Gacek got a taste of what it would be like to be female leader in this field during Fermilab's second Wonderful Women in STEM conference Saturday in Batavia.
She was among 38 high school students from throughout the suburbs who got to participate in hands-on activities and learn from field experts in physics, computer science, and mechanical and electrical engineering.
"The purpose is to engage girls to study STEM careers," said Minerba Betancourt, a Fermilab physicist and conference organizer.
Betancourt said there is a high demand for workers in STEM-related jobs, and the conference highlights the role of women in these fields. Most of the 15 Fermilab scientist mentors at the conference were women.
Fermilab is the U.S.'s particle physics and accelerator laboratory and a leader in the development of particle colliders and their use for scientific discovery.
"We are building the future," Betancourt said of Fermilab's role in scientific research. Fermilab's summer programs for high school and college students allow them to spend two months doing research alongside leading scientists, she added.
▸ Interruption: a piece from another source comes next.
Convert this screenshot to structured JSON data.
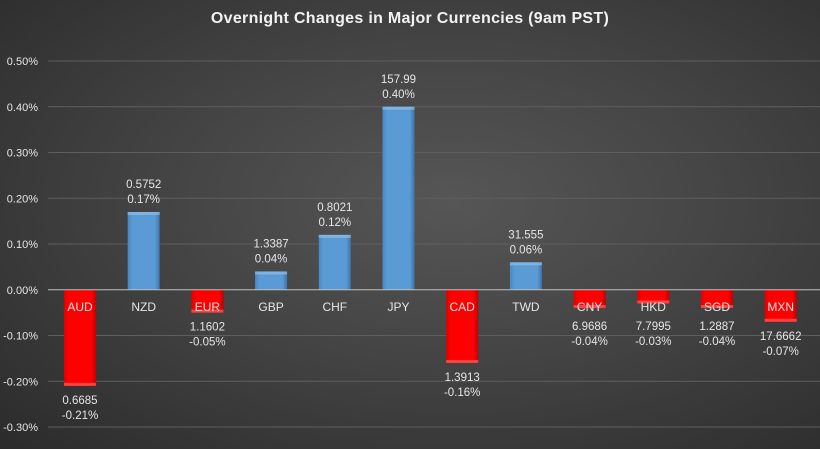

During Saturday's five-hour conference, students teamed up for a scavenger hunt to discover new and intriguing technologies, such as virtual and augmented reality and computational thinking concepts, and their applications while solving puzzles, riddles and challenges.
They explored links between mass and motion, working in groups to build a small car powered by a 5-lb weight. They learned how a radio works and how to build one themselves. And they learned all about neutrinos -- the most abundant, yet mysterious particle in the universe, which is being studied by Fermilab scientists to deduce its properties and how it interacts with matter.
"It's very hands-on. You're basically applying things you learned in school," said Manaal Shamsi, a sophomore at the Illinois Math and Science Academy in Aurora.
Shamsi said she was inspired to hear from a female scientist who was a minority like herself.
"Not a lot of Muslim girls try to pursue (scientific research)," said Shamsi adding, she wants to study mechatronic engineering and computer science after graduating from high school.